Supreme Court describes SIMI as a secessionist movement

Mar 27, 2008 |

Madhya Pradesh STF arrests SIMI chief Safdar Nagori along with 11 other alleged activists at Indore

Aug 5, 2008 |

A Selhi High Court Tribunal lifts ban on SIMI

(With inputs from Mumbai, Lucknow, Jaipur, Kolkata, Nagpur, Guwahati, Bangalore, Hyderabad and Kochi)

SIMI’s appeal

It’s radicalism that appeals to educated men

Mohammed Wajihuddin | TNN

FROM THE ARCHIVES OF ‘‘THE TIMES OF INDIA’’: 2008

Mumbai: It began as a front for Jamaat-e-Islami (JI), an organisation which has nursed a dream of seeing all Muslims live under an Islamic state. However, somewhere down the road, SIMI deviated from its parent body’s ideals and took to radicalising Muslim youth.

No Muslim leader today accepts that SIMI members are involved in terror attacks. But no one denies the fact that SIMI, in the name of avenging injustice to Muslim, real or imagined, managed to brainwash a section of the educated Muslim youth.

‘‘They would paste posters which had slogans like ‘Bhej illahi phir koi Salahuddin Ayubi (God, send again a Salahuddin Ayubi)’. Ayubi was a 12th century warrior who recaptured Jerusalem from the crusaders. It didn’t gel with the constitution of JI,’’ Aslam Ghazi, JI’s spokesperson in Maharashtra, recalled.

Formed in 1977, SIMI initially worked closely with the JI. But when the JI asked SIMI to work as its student wing, the group declined. ‘‘They

said they would morally support the Jamaat-e-Islami but would not work as its student wing,’’ Ghazi said.
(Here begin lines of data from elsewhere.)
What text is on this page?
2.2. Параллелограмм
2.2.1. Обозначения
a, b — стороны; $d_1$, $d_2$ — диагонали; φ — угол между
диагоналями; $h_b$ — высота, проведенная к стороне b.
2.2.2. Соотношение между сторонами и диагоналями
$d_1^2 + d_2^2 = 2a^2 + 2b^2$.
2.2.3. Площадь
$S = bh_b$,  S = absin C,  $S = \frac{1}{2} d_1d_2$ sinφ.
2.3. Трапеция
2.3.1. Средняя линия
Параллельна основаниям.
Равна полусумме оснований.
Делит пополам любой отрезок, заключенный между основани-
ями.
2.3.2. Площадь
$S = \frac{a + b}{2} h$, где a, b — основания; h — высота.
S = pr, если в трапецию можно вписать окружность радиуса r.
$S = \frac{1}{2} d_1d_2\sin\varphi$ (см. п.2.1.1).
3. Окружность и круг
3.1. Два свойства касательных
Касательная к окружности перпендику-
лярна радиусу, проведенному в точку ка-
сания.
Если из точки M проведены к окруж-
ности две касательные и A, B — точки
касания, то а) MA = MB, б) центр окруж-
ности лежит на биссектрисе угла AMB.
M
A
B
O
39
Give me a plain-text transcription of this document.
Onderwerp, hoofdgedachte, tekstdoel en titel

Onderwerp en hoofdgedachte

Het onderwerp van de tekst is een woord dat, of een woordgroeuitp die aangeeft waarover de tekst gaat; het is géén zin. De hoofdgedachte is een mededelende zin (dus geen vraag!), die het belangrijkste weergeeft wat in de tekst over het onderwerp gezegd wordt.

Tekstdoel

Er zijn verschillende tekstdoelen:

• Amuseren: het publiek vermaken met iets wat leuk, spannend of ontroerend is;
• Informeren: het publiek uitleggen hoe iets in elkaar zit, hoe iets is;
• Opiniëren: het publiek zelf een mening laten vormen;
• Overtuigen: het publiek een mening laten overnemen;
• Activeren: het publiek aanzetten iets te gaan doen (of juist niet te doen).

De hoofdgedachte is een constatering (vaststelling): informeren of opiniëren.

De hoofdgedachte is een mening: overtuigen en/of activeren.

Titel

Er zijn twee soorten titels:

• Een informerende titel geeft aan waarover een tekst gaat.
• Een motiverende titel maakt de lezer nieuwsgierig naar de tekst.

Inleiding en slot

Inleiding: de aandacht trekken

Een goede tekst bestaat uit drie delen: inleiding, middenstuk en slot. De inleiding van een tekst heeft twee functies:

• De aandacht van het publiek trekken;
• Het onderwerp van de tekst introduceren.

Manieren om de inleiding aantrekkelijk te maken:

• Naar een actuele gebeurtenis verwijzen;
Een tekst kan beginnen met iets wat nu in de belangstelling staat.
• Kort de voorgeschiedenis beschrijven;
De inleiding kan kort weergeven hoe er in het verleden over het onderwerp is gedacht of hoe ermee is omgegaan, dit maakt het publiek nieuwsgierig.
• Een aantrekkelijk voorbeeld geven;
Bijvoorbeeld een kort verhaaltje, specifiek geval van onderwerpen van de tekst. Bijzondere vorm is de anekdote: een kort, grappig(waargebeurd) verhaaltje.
Subsequently, the JI, then headed by Maulana Abu Lais, at its conference in 1982, formed the Students’ Islamic Organisation (SIO), its official student wing. Some of the 1980s events, like the Shah Bano case, the unlocking of the door of Babri Masjid which was followed by L K Advani’s rath yatra helped SIMI get its ground among a section of angry, educated Muslim youths. ‘‘We knew the boys had religious leanings but realised their extreme way of interpreting Islam only after the demolition of the Babri Masjid,’’ All-India Ulema Association president Maulana Athar Ali said.

After its demolition, posters with pictures of the mosque — its domes dripping blood — appeared in Muslim pockets. Some JI members tried to dissuade SIMI from radicalising Muslims youths but in vain. Finally, in the late 1990s, the JI, its members claimed, completely distanced itself from SIMI and its activities.

‘‘We never approved violence for redressal of our grievances. But then SIMI members were never our boys. Why would they listen to us?’’ Maulana Mustaqeem Azmi, a member of Jamiatul Ulema-e-Hind, an organisation of madrasa-educated maulvis which had opposed the Partition, said.